Don't take the book to DI. You should hold on to it.

Unknown said...

Okay, this is what my dad had to say (in case you even want to know, which you probably don't. But whatever) He has two PhDs in psychology, is a clinical psychologist, and has worked in hospitals and in conjunction with MDs for - I don't know, maybe 20, 22 years:

I appreciate your confidence in me but regretfully cannot actually live up to the "EVERYTHING" claim. Sounds like this poor lady had the rug pulled out from under her, so to speak. But I agree with Anonymous that it sounds like a stroke - indeed, sounds much more like a stroke than a purely mental health disorder (but if there is brain damage of course some kind of depression or psychosis could readily co-occur). But sometimes people who feel superduper stressed can get really crazy, due entirely just to the stress, but not slurred speech and shaking (sounds like seizures?) -- these are symptoms of brain damage, not anxiety. Even the hallucinations could have been caused by a stroke. And sometimes extreme anxiety or depression can lead to hallucinations. And sometimes big-shock or big-disappointment can lead to triggering a psychosis that has been long lurking just under the surface. Regardless, she needs to consult a good neurologist (a complete neurological work-up). But no matter what the physical diagnosis turns out to be, she could benefit from some calming medications such as xanax or valium. She should stay away from caffeine

Christy said...

Everyone, thank you for your comments to this post. I'm sorry I haven't responded before now. As you can imagine this entire fiasco has created considerable heartache and emotional drain ever since it happened.
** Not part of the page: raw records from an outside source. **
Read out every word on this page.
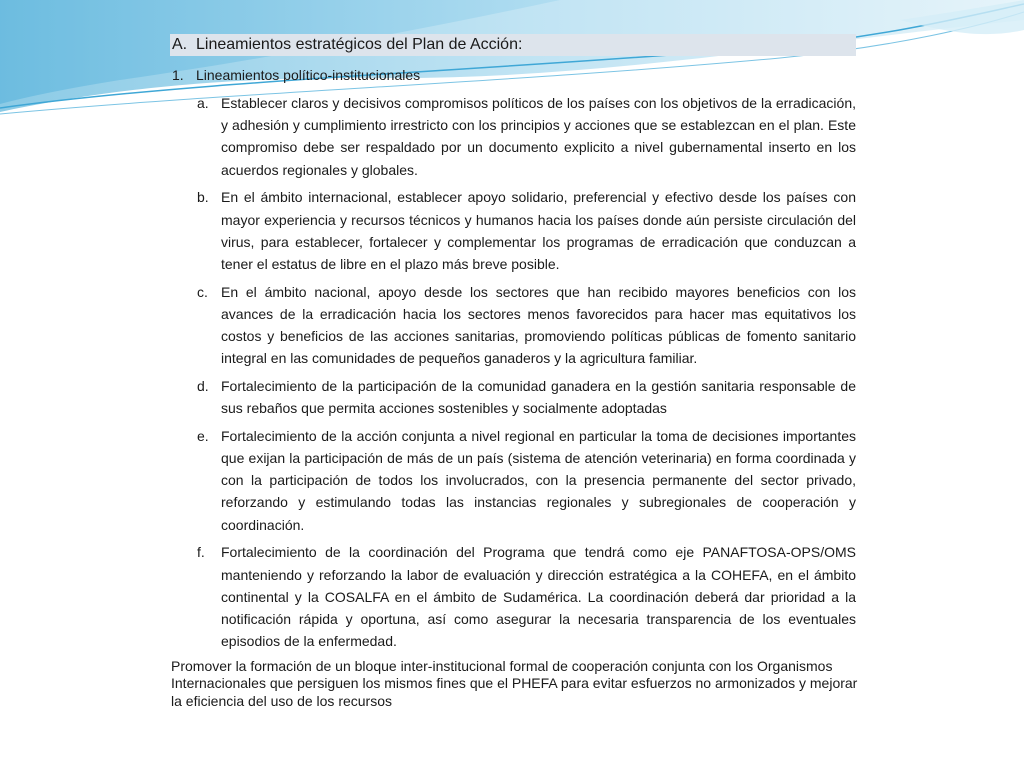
A. Lineamientos estratégicos del Plan de Acción:
1. Lineamientos político-institucionales
a. Establecer claros y decisivos compromisos políticos de los países con los objetivos de la erradicación, y adhesión y cumplimiento irrestricto con los principios y acciones que se establezcan en el plan. Este compromiso debe ser respaldado por un documento explicito a nivel gubernamental inserto en los acuerdos regionales y globales.
b. En el ámbito internacional, establecer apoyo solidario, preferencial y efectivo desde los países con mayor experiencia y recursos técnicos y humanos hacia los países donde aún persiste circulación del virus, para establecer, fortalecer y complementar los programas de erradicación que conduzcan a tener el estatus de libre en el plazo más breve posible.
c. En el ámbito nacional, apoyo desde los sectores que han recibido mayores beneficios con los avances de la erradicación hacia los sectores menos favorecidos para hacer mas equitativos los costos y beneficios de las acciones sanitarias, promoviendo políticas públicas de fomento sanitario integral en las comunidades de pequeños ganaderos y la agricultura familiar.
d. Fortalecimiento de la participación de la comunidad ganadera en la gestión sanitaria responsable de sus rebaños que permita acciones sostenibles y socialmente adoptadas
e. Fortalecimiento de la acción conjunta a nivel regional en particular la toma de decisiones importantes que exijan la participación de más de un país (sistema de atención veterinaria) en forma coordinada y con la participación de todos los involucrados, con la presencia permanente del sector privado, reforzando y estimulando todas las instancias regionales y subregionales de cooperación y coordinación.
f. Fortalecimiento de la coordinación del Programa que tendrá como eje PANAFTOSA-OPS/OMS manteniendo y reforzando la labor de evaluación y dirección estratégica a la COHEFA, en el ámbito continental y la COSALFA en el ámbito de Sudamérica. La coordinación deberá dar prioridad a la notificación rápida y oportuna, así como asegurar la necesaria transparencia de los eventuales episodios de la enfermedad.
Promover la formación de un bloque inter-institucional formal de cooperación conjunta con los Organismos Internacionales que persiguen los mismos fines que el PHEFA para evitar esfuerzos no armonizados y mejorar la eficiencia del uso de los recursos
Rebecca, please give your dad my sincere thanks. I really really appreciate that he was willing to take the time to read my post and give his advice, that is invaluable to me.

When my mom first started acting up, we did suspect a stroke, and she did undergo tests to see if that's what happened. From the advice of more than one doctor, there was nothing to indicate that that could be the case.

We're still mostly clueless. She's been on lots of meds inclucing xanax.